Funny, charming and very family friendly, Ant-Man is a solid debut for what will almost certainly develop into a meatier and more assured trilogy.
Let’s take a moment to talk about destruction. Scales of destruction, to be precise. For earthquakes, we use the ‘Moment Magnitude Scale’, for tornados it’s the ‘Fujita Scale’ and hurricanes are classified according to ‘Saffir-Simpson’. There’s no official system for classifying destruction in movies per se (the ratings system is too broad), but if we were to put a name to it, the ‘Marvel Scale’ might be a good place to start.
-A ‘5' would be the most severe: your full-blown, blown-up world situation, where entire planets are either destroyed or critically imperilled (see: Guardians of the Galaxy, Thor: The Dark World, Fantastic Four: Rise of the Silver Surfer).
-A ‘4’ would cover city-wide destruction, where entire skyscrapers tumble like box office records, generally with little or no regard for their hapless occupants (see: The Avengers, The Avengers 2: Age of Ultron).
-A ‘3’ is a shocking amount of destruction localised to a single area, such as a small town or neighbourhood, otherwise known as ‘a standard fight’ in just about every Marvel movie (see: Thor, Captain America: The Winter Soldier, Iron Man 2, X-Men Origins: Wolverine and anything with a Hulk).
-A ‘2’ would cover destruction on the human scale, where countless pawns (ideally ‘baddies’, then soldiers/cops and, when permissible, innocent bystanders) are mowed down by alien weapons, unwieldly superpowers or falling debris (see: Blade: Trinity, X-Men: The Last Stand).
What, then, is a ‘1’? The answer is Ant-Man, where the violence is kept to such a minimum that the most meaningful casualty is an actual ant. An ant named ‘Antony’. What we get instead is a family-friendly Marvel movie where humour and dialogue offer a refreshing respite from all the usual, unimaginable carnage.
Marvel actually frames Ant-Man as a heist movie, and that’s a good way to look at it. When an unscrupulous scientist (played by House of Cards’ Corey Stoll) perfects the science of atomic manipulation – allowing humans to be shrunk to the size of an ant whilst capable of enormous feats of strength – his former mentor and the original inventor of the technology (Michael Douglas) recruits a cat burglar named Scott Lang (Paul Rudd) to steal the prototype military suit and destroy all related records, believing it to be a threat to global security. Lang is given his own special suit, one that allows him to shrink back and forth as he pleases, then trained both in martial arts and the ability to communicate with insects. Think 'Honey I Shrunk The Doctor Dolittle', combined with a little Matrix and a lot of Oceans 11.
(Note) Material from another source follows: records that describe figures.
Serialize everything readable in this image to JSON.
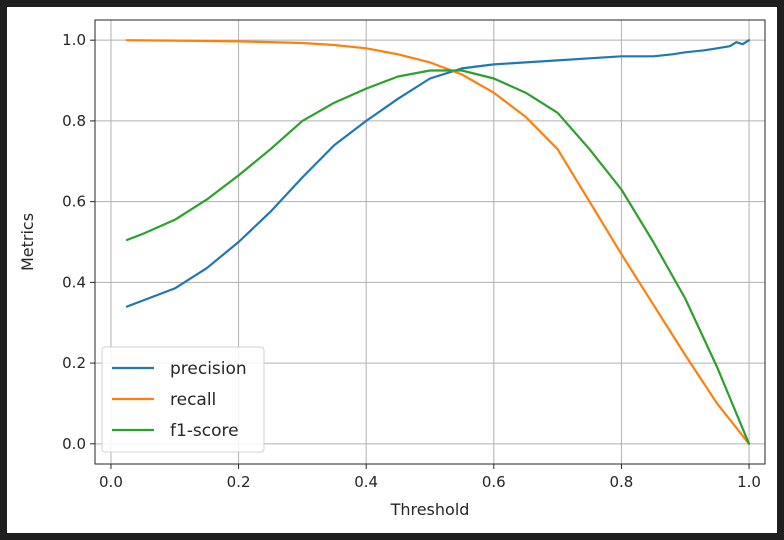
{
  "chart_data": {
    "type": "line",
    "title": "",
    "xlabel": "Threshold",
    "ylabel": "Metrics",
    "xlim": [
      -0.025,
      1.025
    ],
    "ylim": [
      -0.05,
      1.05
    ],
    "xticks": [
      0.0,
      0.2,
      0.4,
      0.6,
      0.8,
      1.0
    ],
    "xtick_labels": [
      "0.0",
      "0.2",
      "0.4",
      "0.6",
      "0.8",
      "1.0"
    ],
    "yticks": [
      0.0,
      0.2,
      0.4,
      0.6,
      0.8,
      1.0
    ],
    "ytick_labels": [
      "0.0",
      "0.2",
      "0.4",
      "0.6",
      "0.8",
      "1.0"
    ],
    "grid": true,
    "legend_position": "lower-left",
    "series": [
      {
        "name": "precision",
        "color": "#1f77b4",
        "x": [
          0.025,
          0.05,
          0.1,
          0.15,
          0.2,
          0.25,
          0.3,
          0.35,
          0.4,
          0.45,
          0.5,
          0.55,
          0.6,
          0.65,
          0.7,
          0.75,
          0.8,
          0.85,
          0.88,
          0.9,
          0.93,
          0.95,
          0.97,
          0.98,
          0.99,
          1.0
        ],
        "y": [
          0.34,
          0.355,
          0.385,
          0.435,
          0.5,
          0.575,
          0.66,
          0.74,
          0.8,
          0.855,
          0.905,
          0.93,
          0.94,
          0.945,
          0.95,
          0.955,
          0.96,
          0.96,
          0.965,
          0.97,
          0.975,
          0.98,
          0.985,
          0.995,
          0.99,
          1.0
        ]
      },
      {
        "name": "recall",
        "color": "#ff7f0e",
        "x": [
          0.025,
          0.1,
          0.2,
          0.3,
          0.35,
          0.4,
          0.45,
          0.5,
          0.55,
          0.6,
          0.65,
          0.7,
          0.75,
          0.8,
          0.85,
          0.9,
          0.95,
          1.0
        ],
        "y": [
          1.0,
          0.999,
          0.997,
          0.993,
          0.988,
          0.98,
          0.965,
          0.945,
          0.915,
          0.87,
          0.81,
          0.73,
          0.6,
          0.47,
          0.345,
          0.22,
          0.1,
          0.0
        ]
      },
      {
        "name": "f1-score",
        "color": "#2ca02c",
        "x": [
          0.025,
          0.05,
          0.1,
          0.15,
          0.2,
          0.25,
          0.3,
          0.35,
          0.4,
          0.45,
          0.5,
          0.55,
          0.6,
          0.65,
          0.7,
          0.75,
          0.8,
          0.85,
          0.9,
          0.95,
          1.0
        ],
        "y": [
          0.505,
          0.52,
          0.555,
          0.605,
          0.665,
          0.73,
          0.8,
          0.845,
          0.88,
          0.91,
          0.925,
          0.925,
          0.905,
          0.87,
          0.82,
          0.73,
          0.63,
          0.5,
          0.36,
          0.19,
          0.0
        ]
      }
    ]
  }
}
The implications of a ‘Marvel-1’ movie cut both ways. The downside is that the stakes feel significantly lower, with ‘end of the world’ being replaced by ‘might get caught’ as the biggest threat for most of the film. Generally, though, it’s all upside, with the smaller-scale storyline (and unavoidably concomitant puns) allowing for a funnier and more intimate superhero tale. The size-related jokes are predictably frequent, but thankfully also creative enough to surprise, and apportioned evenly to allow for more general comedy as well.
As the title character Rudd is perfectly cast, allowing his boy-next-door charm to deliver Tony Stark level wise-cracks without the ego or arrogance to sour them. It’s the Peter Parker model, where self-deprecation reigns supreme and heroism is steeped in humility. Coupled with the comedic offerings of his ex-con buddies (led by a scene-stealing Michael Peña), and bouncing off the dry wit of his instructor/love interest Hope (Evangeline Lilly), Rudd simultaneously leads Ant-Man as confidently as any of his comic book compadres whilst downplaying it to a point that almost parodies the Marvel world in which it exists.
Funny, charming and very family friendly, Ant-Man is unquestionably light fare, but also a solid debut for what will almost certainly develop into a meatier and more assured trilogy.